Four years later, Rebecca’s attacker, Eban—the scion of a wealthy family in Atlanta—gets an early release from prison. The ludicrous miscarriage of justice reeks of favoritism, and Kate Lennon, a brilliant state prosecutor, is determined to put him back behind bars. Rebecca’s parents have kept her alive all these years, but if her condition were to change—if she were to die—Eban could be retried on a new charge: murder.

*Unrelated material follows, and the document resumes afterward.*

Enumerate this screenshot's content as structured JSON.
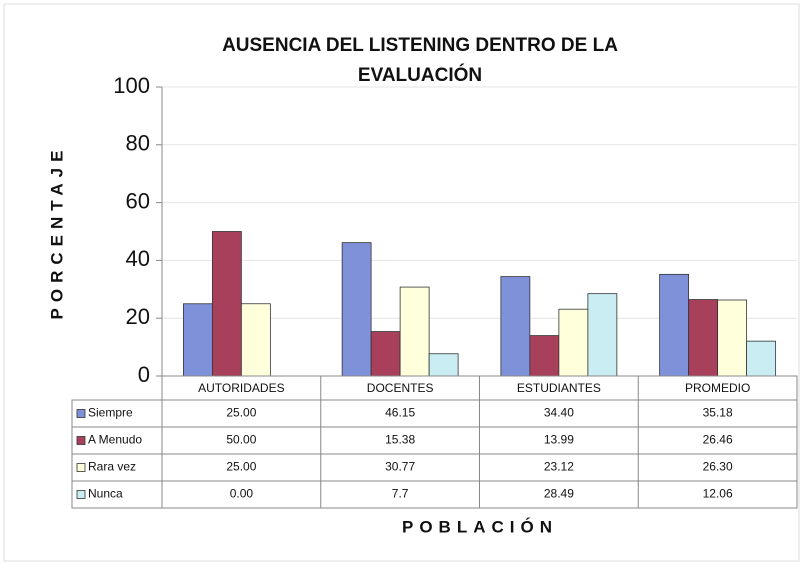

It isn’t lost on Zach that in order for Eban to be charged with Rebecca’s murder, Zach must actually be the one to kill her. He rejects Kate’s legal standpoint but can’t resist their ill-timed attraction to each other. Eban, having realized the jeopardy he’s in, plots to make certain that neither Zach nor Kate lives to see the death of Rebecca—and the end of his freedom. 

ABOUT SANDRA BROWN

Sandra Brown is the author of more than sixty New York Times bestsellers, including STING (2016), FRICTION (2015), MEAN STREAK (2014), DEADLINE(2013), & LOW PRESSURE (2012), LETHAL (2011).

Brown began her writing career in 1981 and since then has published over seventy novels, bringing the number of copies of her books in print worldwide to upwards of eighty million. Her work has been translated into over thirty languages.

In 2009 Brown detoured from romantic suspense to write, Rainwater, a much acclaimed, powerfully moving historical fiction story about honor and sacrifice during the Great Depression.

Brown was given an honorary Doctorate of Humane Letters from Texas Christian University. She was named Thriller Master for 2008, the top award given by the International Thriller Writer’s Association. Other awards and commendations include the 2007 Texas Medal of Arts Award for Literature and the Romance Writers of America’s Lifetime Achievement Award.